Rachael Campbell-Palmer’s explorations of materiality describe our relationship to the contemporary urban environment. She experiments with site-specific groupings of objects that refer both to the industrial and the hand-crafted. Often taking influence from the built landscape of her native Belfast the work has qualities of the archeological, of ruins or relics of a vestige of a culture.

 

Rachael Campbell-Palmer is a Belfast based sculptor. Her practice is rooted in material research and studio processes. Using traditional mould making and casting techniques she works pragmatically with industrial materials. The pieces she makes consider associations between physical space and cognitive experience, exploring concepts and imagery connected with location, memory and architecture. Often working in series or multiples, her work is also inspired by ideas of replication and production; the impossibility of uniformity using a handmade technique paired with the pursuit of perfecting a skill and product.

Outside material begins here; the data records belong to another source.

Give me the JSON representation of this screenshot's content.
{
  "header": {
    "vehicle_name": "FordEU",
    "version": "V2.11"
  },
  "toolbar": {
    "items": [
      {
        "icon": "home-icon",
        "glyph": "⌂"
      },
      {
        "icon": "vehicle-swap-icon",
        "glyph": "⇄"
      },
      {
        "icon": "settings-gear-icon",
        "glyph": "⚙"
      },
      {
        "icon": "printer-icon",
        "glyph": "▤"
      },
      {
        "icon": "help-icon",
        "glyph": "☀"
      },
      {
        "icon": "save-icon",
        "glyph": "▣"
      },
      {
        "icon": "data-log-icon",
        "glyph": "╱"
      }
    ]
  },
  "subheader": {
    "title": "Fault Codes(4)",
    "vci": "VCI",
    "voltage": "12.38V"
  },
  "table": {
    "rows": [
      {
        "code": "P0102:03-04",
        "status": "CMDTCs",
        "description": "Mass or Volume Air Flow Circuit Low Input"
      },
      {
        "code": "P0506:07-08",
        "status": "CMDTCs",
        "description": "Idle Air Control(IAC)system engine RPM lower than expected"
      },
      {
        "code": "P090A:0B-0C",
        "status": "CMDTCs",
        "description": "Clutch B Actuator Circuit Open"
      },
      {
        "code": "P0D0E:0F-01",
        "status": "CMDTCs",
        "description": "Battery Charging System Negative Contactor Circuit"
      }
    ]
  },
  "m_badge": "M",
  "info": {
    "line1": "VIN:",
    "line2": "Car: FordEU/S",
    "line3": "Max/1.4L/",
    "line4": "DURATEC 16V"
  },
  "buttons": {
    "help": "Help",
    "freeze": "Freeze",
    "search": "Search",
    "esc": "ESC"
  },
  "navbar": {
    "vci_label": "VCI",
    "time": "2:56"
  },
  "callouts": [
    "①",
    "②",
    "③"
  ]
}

Rachael graduated with an MFA from the University of Ulster. After graduating she spent time living and working in Glasgow and Vancouver BC, Canada. She returned to Belfast in 2013 to complete a two-year directorship with Platform Arts; an artist-led studio collective and gallery space. Exhibitions of her work include, Edgelands Framewerk Belfast (Aug 2017),TULCA 2016; The Headless City curated by Dan Dewsbury, Methods for Egress QSS Gallery Belfast (Jan-Feb 2016), Periodical Review #5 NCAD Gallery Dublin (Dec 2015), Bathhouse Field Notes, The Caretaker’s House Templemore Baths, (Nov-Dec 2015) Reassemble for Purpose Platform Arts Belfast (Feb 2015), TERRA FIRMA PS2 Belfast (Aug 2014). Rachael is Director of The Black Box Belfast and co-curates NEO NEO; a series of immersive live events that provide a platform for collaborative practices between electronic music and visual art.